“Pero tampoco se realizarán los planes que estáis pensando, cuando decís: Seamos como otras naciones,… ¡Vivo Yo! dice Adonay Yahvé…reinaré sobre vosotros” (Ez. 20:32, 33).
Israel quería ser como las otras naciones y tener rey (1 Sam. 8:5), pero la dinastía de David se había acabado hasta que viniera el Mesías. Dios dice que ahora Él será su Rey. No tendrán rey humano. Los va a sacar de los países donde están esparcidos “con brazo extendido y ira incontenible” y los llevará al desierto, y allí los juzgará uno por uno.

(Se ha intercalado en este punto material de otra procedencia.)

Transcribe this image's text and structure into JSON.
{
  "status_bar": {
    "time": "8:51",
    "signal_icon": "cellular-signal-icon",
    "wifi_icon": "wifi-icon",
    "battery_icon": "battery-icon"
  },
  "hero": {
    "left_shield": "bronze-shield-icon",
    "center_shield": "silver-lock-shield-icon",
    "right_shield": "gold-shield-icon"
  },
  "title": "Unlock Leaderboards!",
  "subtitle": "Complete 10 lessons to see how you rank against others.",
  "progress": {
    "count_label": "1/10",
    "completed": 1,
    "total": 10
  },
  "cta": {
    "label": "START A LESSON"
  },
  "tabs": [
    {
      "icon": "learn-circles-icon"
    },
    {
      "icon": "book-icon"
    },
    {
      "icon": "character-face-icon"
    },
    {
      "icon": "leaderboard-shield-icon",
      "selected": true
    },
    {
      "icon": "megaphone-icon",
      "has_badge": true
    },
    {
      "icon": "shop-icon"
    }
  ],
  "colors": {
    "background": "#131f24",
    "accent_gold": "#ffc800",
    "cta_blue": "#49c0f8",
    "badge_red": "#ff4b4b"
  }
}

Dios hará una criba: “y apartaré de entre vosotros a los rebeldes, y los sacaré de la tierra de su peregrinación, pero no entrarán a la tierra de Israel, y sabréis que Yo soy Yahvé” (ver vs. 34-38). Dios limpiará a su pueblo de los rebeldes y llevará a los demás de nuevo a su tierra. Que elijan. Si quieren seguir en la idolatría, que lo hagan, pero quedarán fuera: “A vosotros, casa de Israel, esto os dice Adonay Yahvé: Si a Mí no me escucháis, ¡vaya cada uno tras sus ídolos y sírvalos!, pero no profanéis más mi santo Nombre con vuestras ofrendas y con vuestros ídolos” (v. 39). Los que vuelvan servirán a Dios: “Y sabréis que Yo soy Yahvé, cuando os haya traído a la tierra de Israel; tierra por la cual alcé mi mano jurando que la daría a vuestros padres” (v. 42). Así Dios limpiará su pueblo y guardará su Pacto. Aquí vemos la santidad de Dios, su juicio, y su fidelidad. Y así Dios se revelará a las naciones: “Y mi santidad será reflejada en vosotros ante los ojos de las naciones” (v. 41).
Así hace con nosotros, con los que profesamos ser su pueblo: a los que persisten en el pecado, los entregará a su idolatría, pero quedarán fuera. A los demás los limpiará por su fuerte disciplina, y al final entrarán en la eterna Tierra Prometida. Dios es fiel, y así es cómo funciona su fidelidad.
Ahora, los de Israel que vuelven no serán los mismos. Volverán con el corazón contrito y humillado: “Y allí (en la tierra de nuevo) os acordaréis de vuestros caminos, y de todos vuestros hechos en que os contaminasteis, y os aborreceréis a vosotros mismos a causa de todos vuestros pecados que cometisteis” (v. 43). Dios los llevará a un verdadero arrepentimiento. Y este es el proceso doloroso por el cual lo va a conseguir: invasión babilónica, deportación, y retorno de los exiliados, habiendo eliminado a los rebeldes de en medio de ellos y purificado a los demás. Una persona realmente perdonada es consciente de cómo era su vida anterior, de cómo era cuando andaba lejos de Dios. Se repugna. “Os aborreceréis a vosotros mismos a causa de todos vuestros pecados que cometisteis”.
El arrepentimiento es en don de Dios, el mayor que hay, porque sin él no hay salvación. La persona que se cree salva, y piensa que antes de conocer la gracia de Dios en Cristo era buena persona, ¡no lo es! Así de contundente. La gracia de Dios nos humilla. Su perdón nos hace sentirnos limpios, pero tremendamente endeudados con Dios. Todo orgullo y todo engaño acerca de nuestra propia bondad están fuera. El apóstol Pablo que había sido un fariseo orgulloso, convencido de su propia justicia, llegó a verse como el peor de los pecadores. Si Jesús no te ha salvado de un corazón horriblemente perverso y engañoso y un orgullo espantoso, no te ha salvado de nada. Si tú estás sentado a los pies de Jesús en tu juicio cabal, habiendo visto la degradación de tu propio corazón, su dureza y rebeldía, ¡eres salvo! ¡Aleluya! Este es un milagro de la gracia de Dios. Alabado sea su Nombre. ¡Dios lo ha conseguido!